Connecting to data sources through the internet

In this model, the Power BI Desktop application places an outbound connection that is routed over the internet to an IP address of an internet-accessible AWS data source. For example, Amazon RDS and Amazon Redshift, which are instantiated within a customers’ Amazon Virtual Private Cloud (Amazon Amazon VPC), support the public accessibility option to make instances accessible over the internet. Amazon Athena can be queried directly from the internet by using the service endpoint for your specific Region.


          A diagram depicting Power BI connectivity to AWS data sources over the
            internet.

Power BI connectivity to AWS data sources over the internet

Although this method of connectivity is technically possible, we don’t recommend it for anything other than a small number of users. The following table lists important considerations.

Table 1 — Considerations for accessing AWS data sources over the internet

Criteria Considerations for accessing AWS data sources over the internet
Network connectivity Data sources are available by connecting to private IP addresses in a VPC, or using a regional or VPC service endpoint. Power BI Desktop connects via VPN and either accesses data sources directly (Amazon RDS, Amazon Redshift, Amazon EC2-based data sources), or for services with a regional endpoint (Amazon Athena) by using a private VPC endpoint or the regional endpoint, depending on the DNS configuration.
Security

IP access control

A security group acts as a virtual firewall for your instance to control inbound and outbound traffic. In order to limit access to trusted entities, configure security groups to only allow inbound IP ranges associated with known Classless Inter-Domain Routing (CIDR) ranges.

Encryption in transit

AWS recommends that you configure encryption for any data sources that use public IP addresses, such as Amazon RDS, Amazon Redshift, or any Amazon EC2-based data sources. This ensures that the risk of data or credentials being compromised while in transit, is reduced. Failure to configure encryption represents a significant risk. Do not overlook this aspect.

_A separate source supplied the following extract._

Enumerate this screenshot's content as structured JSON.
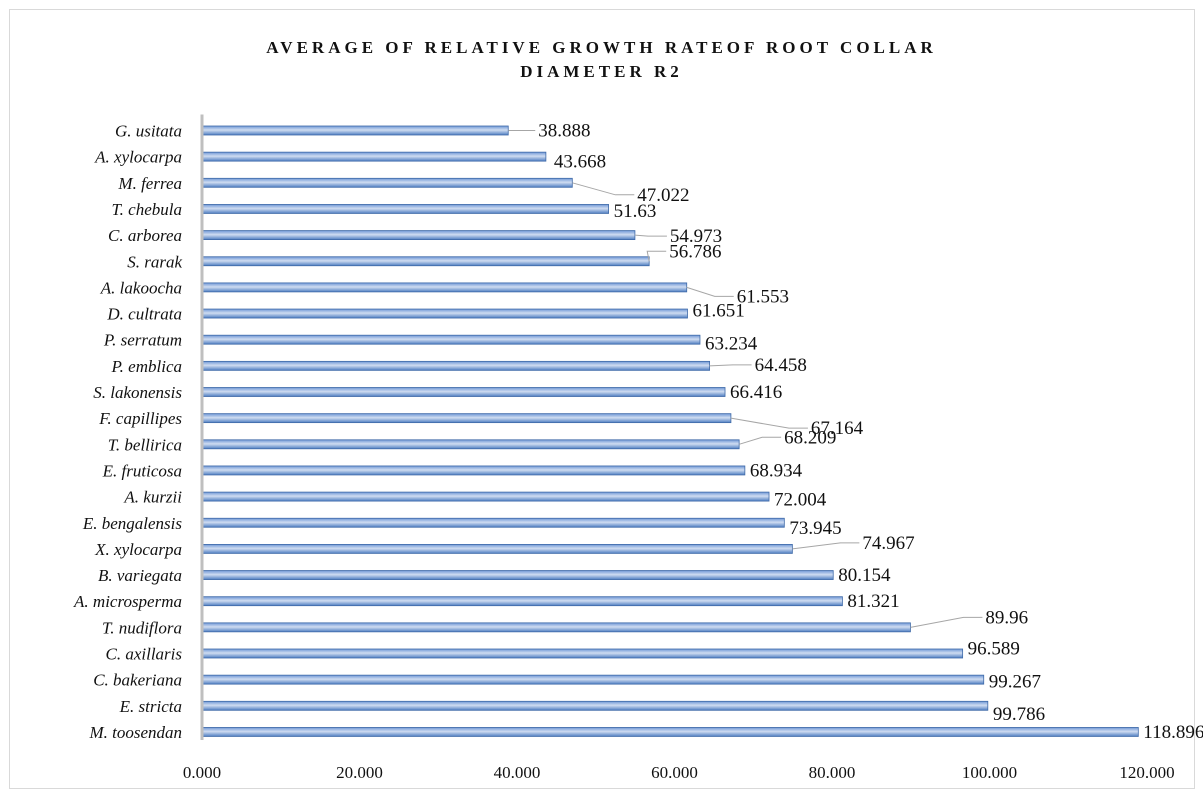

Regional service endpoints, such as Amazon Athena, are TLS encrypted. In addition, Amazon Athena query results that stream to JDBC or ODBC clients are encrypted using Transport Layer Security (TLS).

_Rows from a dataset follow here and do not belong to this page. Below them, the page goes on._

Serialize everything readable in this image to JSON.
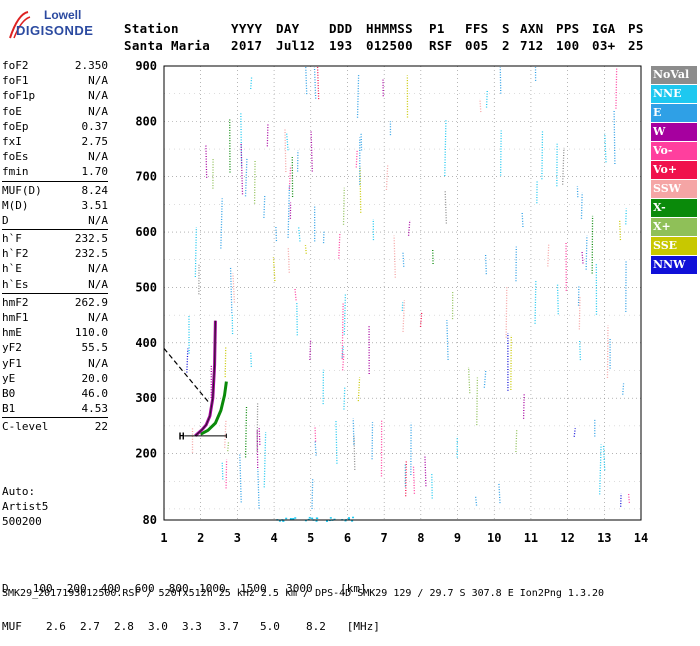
{
  "logo": {
    "line1": "Lowell",
    "line2": "DIGISONDE"
  },
  "header": {
    "labels": [
      "Station",
      "YYYY",
      "DAY",
      "DDD",
      "HHMMSS",
      "P1",
      "FFS",
      "S",
      "AXN",
      "PPS",
      "IGA",
      "PS"
    ],
    "values": [
      "Santa Maria",
      "2017",
      "Jul12",
      "193",
      "012500",
      "RSF",
      "005",
      "2",
      "712",
      "100",
      "03+",
      "25"
    ]
  },
  "params": {
    "group1": [
      {
        "name": "foF2",
        "value": "2.350"
      },
      {
        "name": "foF1",
        "value": "N/A"
      },
      {
        "name": "foF1p",
        "value": "N/A"
      },
      {
        "name": "foE",
        "value": "N/A"
      },
      {
        "name": "foEp",
        "value": "0.37"
      },
      {
        "name": "fxI",
        "value": "2.75"
      },
      {
        "name": "foEs",
        "value": "N/A"
      },
      {
        "name": "fmin",
        "value": "1.70"
      }
    ],
    "group2": [
      {
        "name": "MUF(D)",
        "value": "8.24"
      },
      {
        "name": "M(D)",
        "value": "3.51"
      },
      {
        "name": "D",
        "value": "N/A"
      }
    ],
    "group3": [
      {
        "name": "h`F",
        "value": "232.5"
      },
      {
        "name": "h`F2",
        "value": "232.5"
      },
      {
        "name": "h`E",
        "value": "N/A"
      },
      {
        "name": "h`Es",
        "value": "N/A"
      }
    ],
    "group4": [
      {
        "name": "hmF2",
        "value": "262.9"
      },
      {
        "name": "hmF1",
        "value": "N/A"
      },
      {
        "name": "hmE",
        "value": "110.0"
      },
      {
        "name": "yF2",
        "value": "55.5"
      },
      {
        "name": "yF1",
        "value": "N/A"
      },
      {
        "name": "yE",
        "value": "20.0"
      },
      {
        "name": "B0",
        "value": "46.0"
      },
      {
        "name": "B1",
        "value": "4.53"
      }
    ],
    "group5": [
      {
        "name": "C-level",
        "value": "22"
      }
    ]
  },
  "auto": {
    "line1": "Auto:",
    "line2": "Artist5",
    "line3": "500200"
  },
  "legend": [
    {
      "label": "NoVal",
      "color": "#8c8c8c"
    },
    {
      "label": "NNE",
      "color": "#1ec8f0"
    },
    {
      "label": "E",
      "color": "#2fa0e6"
    },
    {
      "label": "W",
      "color": "#a6009f"
    },
    {
      "label": "Vo-",
      "color": "#ff3f9e"
    },
    {
      "label": "Vo+",
      "color": "#f0124c"
    },
    {
      "label": "SSW",
      "color": "#f5a5a5"
    },
    {
      "label": "X-",
      "color": "#0a8a0a"
    },
    {
      "label": "X+",
      "color": "#8fc058"
    },
    {
      "label": "SSE",
      "color": "#c8c800"
    },
    {
      "label": "NNW",
      "color": "#1010d8"
    }
  ],
  "chart_data": {
    "type": "scatter",
    "title": "",
    "xlabel": "",
    "ylabel": "",
    "xlim": [
      1,
      14
    ],
    "ylim": [
      80,
      900
    ],
    "x_ticks": [
      1,
      2,
      3,
      4,
      5,
      6,
      7,
      8,
      9,
      10,
      11,
      12,
      13,
      14
    ],
    "y_ticks": [
      80,
      200,
      300,
      400,
      500,
      600,
      700,
      800,
      900
    ],
    "grid": true,
    "trace": {
      "name": "",
      "x": [
        1.85,
        1.95,
        2.05,
        2.15,
        2.25,
        2.33,
        2.38,
        2.4
      ],
      "y": [
        232,
        238,
        244,
        252,
        268,
        300,
        360,
        440
      ]
    },
    "trace_x": {
      "x": [
        2.0,
        2.2,
        2.4,
        2.55,
        2.65,
        2.7
      ],
      "y": [
        235,
        242,
        255,
        278,
        305,
        330
      ]
    },
    "annotations": [
      {
        "text": "H",
        "x": 1.4,
        "y": 225
      }
    ]
  },
  "bottom": {
    "row1_label": "D",
    "row1": [
      "100",
      "200",
      "400",
      "600",
      "800",
      "1000",
      "1500",
      "3000",
      "[km]"
    ],
    "row2_label": "MUF",
    "row2": [
      "2.6",
      "2.7",
      "2.8",
      "3.0",
      "3.3",
      "3.7",
      "5.0",
      "8.2",
      "[MHz]"
    ]
  },
  "footer": "SMK29_2017193012500.RSF / 520fx512h 25 kHz 2.5 km / DPS-4D SMK29 129 / 29.7 S 307.8 E Ion2Png 1.3.20"
}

Authentication and authorization

AWS recommends that you use credentials that provide read-only access to datasets, and set up processes to rotate credentials per your company policy.

Performance

Some factors that might impact the overall Power BI Desktop performance when accessing AWS data sources over the internet include:

  • The size of the dataset being accessed. Larger datasets take longer to retrieve. We recommend limiting queries and using filters to reduce the amount of data retrieved over the internet.

  • The quality of the internet connection, including bandwidth, latency, and packet loss. Where possible, access data in AWS Regions which you are geographically close to in order to reduce the effect of latency. If your internet is shared, consider loading data sources at off peak times and ensuring that enough bandwidth is available.

In general, AWS recommends testing the experience at different times of the day, with different datasets, and with progressively larger number of users.

Cost Data sources that reside in a VPC and are queried using public IP address over the internet incur standard Amazon VPC data egress charges. In order to reduce costs, we recommend limiting queries and using filters to reduce the amount of data retrieved over the internet.